Но поздно: удивлённая Леся видит, что рамка совершенно пуста, никакой фотографии в ней нет. Только что-то белое. И вдруг она узнает: Господи, да это же под стеклом её собственный платочек, тот самый, которым она перевязала его раненые пальцы! С фиолетовой каймой. Выстиранный, сложенный вдвое!

Нестеренко, привстав на колени, правой рукой вырывает у неё рамку, всё так же держа левую на животе.

А Леся сидит, выпрямившись, и молча смотрит на него. Нестеренко засовывает рамку под подушку, в его глазах, полных стыда, вопрос: видела или не видела, поняла или не поняла?

И видела, и поняла: вот её застывший, поражённый взгляд. Нестеренко снова резко поворачивается к стене и злобно, грубо кричит:

— Прошу вас убраться! Уходите!

Квитка становится на передние лапы и, ощерив мелкие, острые зубы, громко рычит. Нестеренко не останавливает её.

— Идите, а то я натравлю на вас собаку.

Леся медленно поднимается, наклоняется над ним и начинает нежно, тихо ласкать его голову, лоб, плечо. Нестеренко замирает.

Неожиданно сзади слышится визгливый лай. и Квитка с силой прыгает на Лесю. Ухватившись за платье, она злобно рвёт его назад, мотает головой, рычит. Слышен треск разорванной материи.

Леся отшатывается и поворачивается к Квитке. В неё впиваются рассвирепевшие, маленькие, с фосфорическим блеском глазки, а ощерившиеся зубы готовы вот-вот впиться снова.

Но позади слышен полный ужаса, сердитый голос:

— Квитка! Тихо! Ляг, проклятая! Прочь! Ах, ты…

Нестеренко вскакивает с постели, но, пошатнувшись, едва не падает. Леся подхватывает его и укладывает назад, на подушку. Квитка испуганно, виновато изгибается, распластавшись, припадает к земле.

— Идиотка паршивая! Убью! Укусила она вас? Укусила?

— Нет, нет, нет, ничуть. Только немного платье. Но вы её не ругайте. Наоборот — она же вас защищала. Вы так на меня кричали, что она верно поняла свой долг…

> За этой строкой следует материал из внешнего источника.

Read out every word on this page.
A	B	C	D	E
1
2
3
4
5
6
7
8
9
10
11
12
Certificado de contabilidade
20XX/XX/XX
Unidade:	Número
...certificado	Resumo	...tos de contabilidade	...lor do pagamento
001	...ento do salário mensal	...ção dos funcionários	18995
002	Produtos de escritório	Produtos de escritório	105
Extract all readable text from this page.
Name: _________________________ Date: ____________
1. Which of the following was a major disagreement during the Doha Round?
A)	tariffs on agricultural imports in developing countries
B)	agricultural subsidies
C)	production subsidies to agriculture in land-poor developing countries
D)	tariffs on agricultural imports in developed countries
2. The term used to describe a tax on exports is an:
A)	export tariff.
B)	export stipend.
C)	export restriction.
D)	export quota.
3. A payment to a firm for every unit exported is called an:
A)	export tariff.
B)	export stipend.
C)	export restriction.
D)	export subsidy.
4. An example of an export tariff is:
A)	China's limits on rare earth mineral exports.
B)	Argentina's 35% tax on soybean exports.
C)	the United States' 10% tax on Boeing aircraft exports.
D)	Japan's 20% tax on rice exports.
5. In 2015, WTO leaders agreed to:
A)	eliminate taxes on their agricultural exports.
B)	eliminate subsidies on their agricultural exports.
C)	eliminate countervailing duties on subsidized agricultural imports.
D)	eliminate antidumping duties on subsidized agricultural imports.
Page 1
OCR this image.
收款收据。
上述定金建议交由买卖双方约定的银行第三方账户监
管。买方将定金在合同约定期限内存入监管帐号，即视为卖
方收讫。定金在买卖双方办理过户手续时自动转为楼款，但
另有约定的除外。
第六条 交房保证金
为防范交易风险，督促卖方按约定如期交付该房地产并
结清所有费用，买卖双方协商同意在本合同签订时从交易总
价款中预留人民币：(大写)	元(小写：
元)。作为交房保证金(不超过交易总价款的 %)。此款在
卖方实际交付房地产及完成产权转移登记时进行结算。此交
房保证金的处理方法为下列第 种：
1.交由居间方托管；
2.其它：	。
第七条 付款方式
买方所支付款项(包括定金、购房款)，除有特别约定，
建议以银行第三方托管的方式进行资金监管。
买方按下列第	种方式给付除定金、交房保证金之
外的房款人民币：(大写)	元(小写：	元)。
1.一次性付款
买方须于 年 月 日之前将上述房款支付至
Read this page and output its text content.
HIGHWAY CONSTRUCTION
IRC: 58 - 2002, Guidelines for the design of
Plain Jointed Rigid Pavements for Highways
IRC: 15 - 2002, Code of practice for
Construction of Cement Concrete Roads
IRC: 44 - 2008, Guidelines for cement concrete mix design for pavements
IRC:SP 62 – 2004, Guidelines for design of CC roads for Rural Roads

Нестеренко обычным движением прижимает руку к глазам, как будто его ослепил неожиданный свет. Однако Леся отнимает его руку и строго говорит:

— Ну, теперь хватит. Время поесть снова. Хорошо?

Не открывая глаз, Нестеренко вертит головой.

— Нет, подождите. Лучше скажите: что это было… филантропия, милосердие?

Леся понимает, о чём он спрашивает, но отвечает не сразу.

— Нет, не филантропия и не милосердие.

И ждёт его взгляда, приготовив соответствующую ситуации улыбку. Действительно Нестеренко удивлённо и подозрительно смотрит на неё: что же тогда?

Леся перестаёт улыбаться и тихо повторяет:

— Не филантропия и не милосердие.

В глазах его прежнее непонимание. Леся опускает глаза и говорит ещё тише:

— Вас это удивляет? Но я… знаю вас давно. Вас ещё не было в Париже, а я уже знала о вас. Не о вас, а… Но всё-таки о вас.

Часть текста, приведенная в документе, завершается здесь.